MALCOLM RITTER
Associated Press Science Writer
NEW YORK (AP) -- For many New York City firefighters, Sept. 11 is still taking a toll in nightmares, sleepless nights, anxiety and other psychological stresses, say mental health professionals who are helping them deal with their reactions.
Social workers, psychiatrists and psychologists have rushed to help the fire department handle the counseling workload, and the International Association of Fire Fighters aims to raise about $3.5 million to pay for more help.
Firefighters are not required to get counseling, but many have done it anyway, said Tom Manley, health and safety officer for the city's 9,000-member Uniformed Firefighters Association.
``Everybody is getting drained psychologically,'' Manley said. ``It's taking its toll.''
Some firefighters can't bring themselves to go to ground zero any more, he said, because ``mentally they can't deal with it.''
In an interview, one fireman recalled being curled in a fetal position Sept. 11 in the collapsing lobby of the Marriott World Trade Center Hotel. Cement dust and smoke choked the room.
``You had to throw up to clear your throat,'' he said.
Eventually he was able to pick his way out of the remains of the collapsed hotel, leading some others to safety. But even now, the experience isn't over.
``I don't sleep at all at night without medication,'' said the 20-year veteran, who asked not to be identified because he doesn't want his colleagues to know what he's going through.
He suffers nightmares about being caught in another collapse. For a while he had bizarre out-of-body experiences when he was with his family, feeling like he was dead and viewing the scene from above.
He'd known about 70 firefighters who died, including two he'd spoken to just minutes before their deaths. One morning, the day after going to the funeral of one and the wake of another, ``I found myself sitting in the crotch of a tree outside my house. I was out of it. I knew I needed help.''
He found the names of a psychiatrist and another counselor in a directory, and now he's seeing them a couple times a week.
At the midtown Manhattan firehouse of Battalion 9, a couple firefighters sat around the kitchen table in the firehouse Friday, talking to counselors who show up a few times a week from a local hospital.
The firehouse lost 15 men -- an entire shift -- on Sept. 11. The final funeral for them will be Saturday.
Joseph Nardone, commander of Battalion 9, said some of his men need counseling while others are resisting. ``But I think that after the last funeral the guys might need it more,'' he said.
The city's firefighters ``have been through a terrible ordeal and we want to support them,'' said psychiatrist Dr. Spencer Eth, medical director of behavioral health services at St. Vincent's Catholic Medical Center in New York. St. Vincent's is lending manpower to the department's counseling effort.
After all, they have been attending funeral after funeral, and given their close-knit culture, it's like losing family members, Eth said. In the firehouse, ``your buddies aren't there anymore, and these are deaths of young people who should not have died,'' he said.
The World Trade Center disaster claimed 343 city firefighters; before this, the largest department loss was 12 in a 1966 fire.
Apart from the grief and the trauma at the site, there is also guilt over having survived when friends died. And because so many died, the surviving firefighters have not been able to fully carry out their traditional roles as surrogate parents for the families of the dead, Eth said.

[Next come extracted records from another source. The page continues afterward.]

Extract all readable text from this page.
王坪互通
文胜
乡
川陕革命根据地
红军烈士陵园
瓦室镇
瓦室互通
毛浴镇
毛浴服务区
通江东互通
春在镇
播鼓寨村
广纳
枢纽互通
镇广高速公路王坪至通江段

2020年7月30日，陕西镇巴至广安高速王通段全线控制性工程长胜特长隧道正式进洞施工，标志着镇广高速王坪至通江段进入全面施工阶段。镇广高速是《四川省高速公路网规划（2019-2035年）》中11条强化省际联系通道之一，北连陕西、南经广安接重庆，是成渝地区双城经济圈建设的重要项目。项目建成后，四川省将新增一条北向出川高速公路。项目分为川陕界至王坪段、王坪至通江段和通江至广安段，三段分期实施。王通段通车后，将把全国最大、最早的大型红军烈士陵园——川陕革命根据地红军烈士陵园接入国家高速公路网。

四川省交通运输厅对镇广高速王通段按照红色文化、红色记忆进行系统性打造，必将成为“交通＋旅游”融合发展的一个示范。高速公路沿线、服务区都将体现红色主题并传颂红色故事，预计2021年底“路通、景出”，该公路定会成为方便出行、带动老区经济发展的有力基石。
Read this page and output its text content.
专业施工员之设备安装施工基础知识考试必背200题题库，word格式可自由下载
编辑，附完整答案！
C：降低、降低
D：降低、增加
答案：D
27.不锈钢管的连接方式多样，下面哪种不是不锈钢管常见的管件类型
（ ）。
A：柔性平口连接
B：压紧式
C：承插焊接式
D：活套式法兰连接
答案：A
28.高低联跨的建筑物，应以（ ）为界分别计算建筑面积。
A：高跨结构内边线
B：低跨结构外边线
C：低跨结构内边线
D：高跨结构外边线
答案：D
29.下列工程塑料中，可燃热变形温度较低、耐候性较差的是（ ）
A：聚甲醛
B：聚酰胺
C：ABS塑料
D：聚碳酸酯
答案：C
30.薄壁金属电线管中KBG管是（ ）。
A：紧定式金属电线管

So ``on top of everything else, there is an understandable feeling of having let down their buddies,'' he said.
The goal of counseling is to keep normal reactions to all this -- like nightmares and anxiety -- from growing into worse problems like drinking, accidents and heart attacks, Eth said.
The psychological support must continue long-term, said Therese Rando, a psychologist and clinical director of the Institute for the Study and Treatment of Loss in Warwick, R.I. As a specialist in traumatic loss, she has been consulted by some mental health professionals who are working with the firefighters.

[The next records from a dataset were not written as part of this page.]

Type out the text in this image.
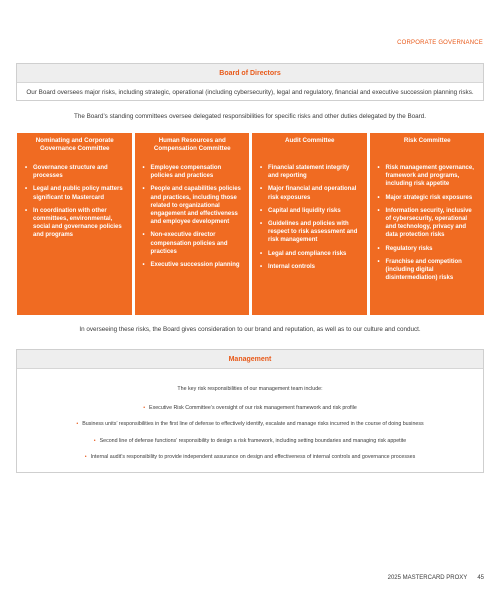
CORPORATE GOVERNANCE
Board of Directors
Our Board oversees major risks, including strategic, operational (including cybersecurity), legal and regulatory, financial and executive succession planning risks.
The Board’s standing committees oversee delegated responsibilities for specific risks and other duties delegated by the Board.
Nominating and Corporate Governance Committee
• Governance structure and processes
• Legal and public policy matters significant to Mastercard
• In coordination with other committees, environmental, social and governance policies and programs
Human Resources and Compensation Committee
• Employee compensation policies and practices
• People and capabilities policies and practices, including those related to organizational engagement and effectiveness and employee development
• Non-executive director compensation policies and practices
• Executive succession planning
Audit Committee
• Financial statement integrity and reporting
• Major financial and operational risk exposures
• Capital and liquidity risks
• Guidelines and policies with respect to risk assessment and risk management
• Legal and compliance risks
• Internal controls
Risk Committee
• Risk management governance, framework and programs, including risk appetite
• Major strategic risk exposures
• Information security, inclusive of cybersecurity, operational and technology, privacy and data protection risks
• Regulatory risks
• Franchise and competition (including digital disintermediation) risks
In overseeing these risks, the Board gives consideration to our brand and reputation, as well as to our culture and conduct.
Management
The key risk responsibilities of our management team include:
• Executive Risk Committee’s oversight of our risk management framework and risk profile
• Business units’ responsibilities in the first line of defense to effectively identify, escalate and manage risks incurred in the course of doing business
• Second line of defense functions’ responsibility to design a risk framework, including setting boundaries and managing risk appetite
• Internal audit’s responsibility to provide independent assurance on design and effectiveness of internal controls and governance processes
2025 MASTERCARD PROXY 45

For many in the fire department, she said, the shock of Sept. 11 won't really wear off until next spring and summer. Then, when reality fully sets in, the firefighters -- used to taking action to solve problems -- will be unable to do anything to change the terrible reality of their losses.
They will need to take some positive steps, like memorializing their friends or even just embarking on a new exercise program, Rando said.
Eth said St. Vincent's plans to continue helping the department conduct counseling for at least a year.
``The memories don't go away when the headlines do,'' he said. ``So we are going to be there for the long run.''
Mental health counseling will be offered for the 55,000 members of the New York Police Department, to help them cope with post-Sept. 11 trauma, police officials said.
``Ultimately, our goal is to do everything we can to help the members of the NYPD and their families make it through these difficult times,'' Police Commissioner Bernard Kerik said in a statement.